Adthena seeks out millions of search terms each day. Each term is examined multiple times to provide an accurate view of the auction landscape it belongs to. We use this observed data to estimate the click-through-rate (CTR) and cost-per-click (CPC) for every competitor we have seen bidding on a term.
Because we have significant pools of data on thousands of competitors, collected over many years, we have an excellent baseline for calculating the CTR and CPC for each search term. These figures are optimised for each competitor by a combination of supervised and unsupervised machine learning. Our models use observations from the search results pages, such as the number of adverts competing for a term, the position of each advert and components on competing pages, as well as features that are derived through statistical natural language processing.
What elements of Adthena are Machine Learned?
- Unsupervised Learning: dense vector embeddings of search terms. This essentially allows similar words to be ‘close’ to each other, e.g. ‘king’ and ‘queen’.
- NLP, Neural Networks (1): search term categorisation. This supervised learning algorithm maps search terms to one of up to 1500 categories, e.g: “cricket nets” = Sports & Fitness → Sporting Goods → Cricket Equipment
- NLP, Neural Networks (2): finding Whole Market search terms that are meaningful to clients.
- Supervised Learning: using search term categorisation within the regression model to predict CTR/CPC from the indexed data.
- Online Learning: we use online learning to handle large amounts of indexed and search term categorisation data.
Each value is re-estimated daily to keep it up to date with our newly learned knowledge of each continually changing individual auction.

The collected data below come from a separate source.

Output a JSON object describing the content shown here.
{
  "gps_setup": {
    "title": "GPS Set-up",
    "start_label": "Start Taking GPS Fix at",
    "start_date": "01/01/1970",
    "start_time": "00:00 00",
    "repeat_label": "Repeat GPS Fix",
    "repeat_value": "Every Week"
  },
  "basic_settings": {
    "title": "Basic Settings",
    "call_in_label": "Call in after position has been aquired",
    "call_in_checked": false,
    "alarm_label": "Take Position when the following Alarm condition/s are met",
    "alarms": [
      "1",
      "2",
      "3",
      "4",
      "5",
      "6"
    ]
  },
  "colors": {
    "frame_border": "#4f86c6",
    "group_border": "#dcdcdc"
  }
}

Automatically Mapping to Google’s 8K Search Term Categories:
Using an extensive in-house data set and the latest statistical natural language processing techniques, we have constructed a supervised machine learning model to accurately categorise search terms. The model provides a high level of granularity and can accurately assign search terms to one of thousands of possible categories. This model allows us to attach valuable meta-data to our extensive set of indexed data, greatly enhancing our ability to provide insights from it. Adthena uses its own neural network model, built using Google’s new TensorFlow open source machine learning library, with online learning handling the large amounts of data.
How does the Adthena 'automatic categorization of search terms' work?

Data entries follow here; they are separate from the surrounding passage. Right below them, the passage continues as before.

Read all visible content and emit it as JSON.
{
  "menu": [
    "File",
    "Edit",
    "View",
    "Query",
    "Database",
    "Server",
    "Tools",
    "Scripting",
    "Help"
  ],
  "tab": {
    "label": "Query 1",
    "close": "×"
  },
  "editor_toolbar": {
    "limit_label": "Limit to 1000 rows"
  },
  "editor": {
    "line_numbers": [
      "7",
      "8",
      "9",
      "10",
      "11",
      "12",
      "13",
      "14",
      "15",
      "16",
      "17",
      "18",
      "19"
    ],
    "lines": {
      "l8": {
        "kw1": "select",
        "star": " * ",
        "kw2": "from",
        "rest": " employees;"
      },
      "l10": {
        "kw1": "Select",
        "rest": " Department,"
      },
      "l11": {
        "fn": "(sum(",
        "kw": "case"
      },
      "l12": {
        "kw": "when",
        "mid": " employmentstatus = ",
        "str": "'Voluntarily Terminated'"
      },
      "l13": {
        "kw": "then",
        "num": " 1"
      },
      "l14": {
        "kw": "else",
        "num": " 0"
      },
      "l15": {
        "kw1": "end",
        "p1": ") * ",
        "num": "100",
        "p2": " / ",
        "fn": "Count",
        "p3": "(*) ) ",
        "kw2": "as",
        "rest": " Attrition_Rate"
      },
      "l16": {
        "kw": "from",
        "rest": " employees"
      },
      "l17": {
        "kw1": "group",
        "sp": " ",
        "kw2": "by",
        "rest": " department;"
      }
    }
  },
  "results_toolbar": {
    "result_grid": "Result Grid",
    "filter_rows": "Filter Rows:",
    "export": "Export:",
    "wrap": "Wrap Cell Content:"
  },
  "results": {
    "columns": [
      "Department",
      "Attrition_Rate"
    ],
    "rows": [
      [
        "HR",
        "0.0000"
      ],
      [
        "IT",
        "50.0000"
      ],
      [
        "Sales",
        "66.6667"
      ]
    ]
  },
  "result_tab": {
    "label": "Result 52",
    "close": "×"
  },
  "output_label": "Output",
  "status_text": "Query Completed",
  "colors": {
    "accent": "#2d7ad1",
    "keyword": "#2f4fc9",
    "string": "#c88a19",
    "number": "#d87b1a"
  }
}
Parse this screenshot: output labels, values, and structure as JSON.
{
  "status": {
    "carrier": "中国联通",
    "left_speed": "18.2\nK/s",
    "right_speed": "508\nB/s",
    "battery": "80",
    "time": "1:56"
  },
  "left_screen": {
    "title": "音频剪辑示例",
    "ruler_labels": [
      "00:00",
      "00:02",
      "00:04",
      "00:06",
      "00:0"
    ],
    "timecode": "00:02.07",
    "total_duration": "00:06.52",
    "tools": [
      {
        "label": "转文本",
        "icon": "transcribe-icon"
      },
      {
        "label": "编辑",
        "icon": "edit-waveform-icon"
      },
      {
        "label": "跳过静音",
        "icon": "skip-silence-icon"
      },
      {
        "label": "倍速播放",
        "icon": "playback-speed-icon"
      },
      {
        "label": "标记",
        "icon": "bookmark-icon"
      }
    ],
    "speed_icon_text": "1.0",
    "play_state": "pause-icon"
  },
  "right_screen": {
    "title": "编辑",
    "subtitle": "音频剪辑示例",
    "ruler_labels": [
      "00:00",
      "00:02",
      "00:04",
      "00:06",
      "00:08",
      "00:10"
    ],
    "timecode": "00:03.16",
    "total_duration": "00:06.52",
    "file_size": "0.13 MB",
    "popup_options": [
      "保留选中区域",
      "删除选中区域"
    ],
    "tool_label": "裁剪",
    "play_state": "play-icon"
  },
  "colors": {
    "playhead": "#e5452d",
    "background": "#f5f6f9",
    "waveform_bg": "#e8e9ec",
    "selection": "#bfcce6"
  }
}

Classification is a standard strain of Artificial Intelligence. For instance, if you follow this link you will see Course 3, "Machine Learning Classification".
AI classification is used wherever you want to assign a label or group to, for example, some text. You might want to determine positive or negative sentiments,, or perhaps predict that a loan is risky or safe for a bank.
We have written our own classification AI that can classify words or phrases into industries - and this sets Adthena apart from competing solutions. This powerful AI classification system has nothing to do with Google keyword planner, and should not be associated with that.
This is how the AI works:
If I asked you how much a pint of milk costs in Newcastle, you would be able to make a fairly accurate guess – even if you have never been there. You can do it because you have learned many things that influence the price of milk, from knowing which cities are more expensive or cheaper to live in and what average incomes are like in different parts of the country.
In the same way, machine learning develops an understanding of what influences costs and clicks, what relationships exist between search terms and brands, along with many other insights and comparisons across billions of rows of data.
Note: Adthena only searches the first page of the SERP (where the action is!)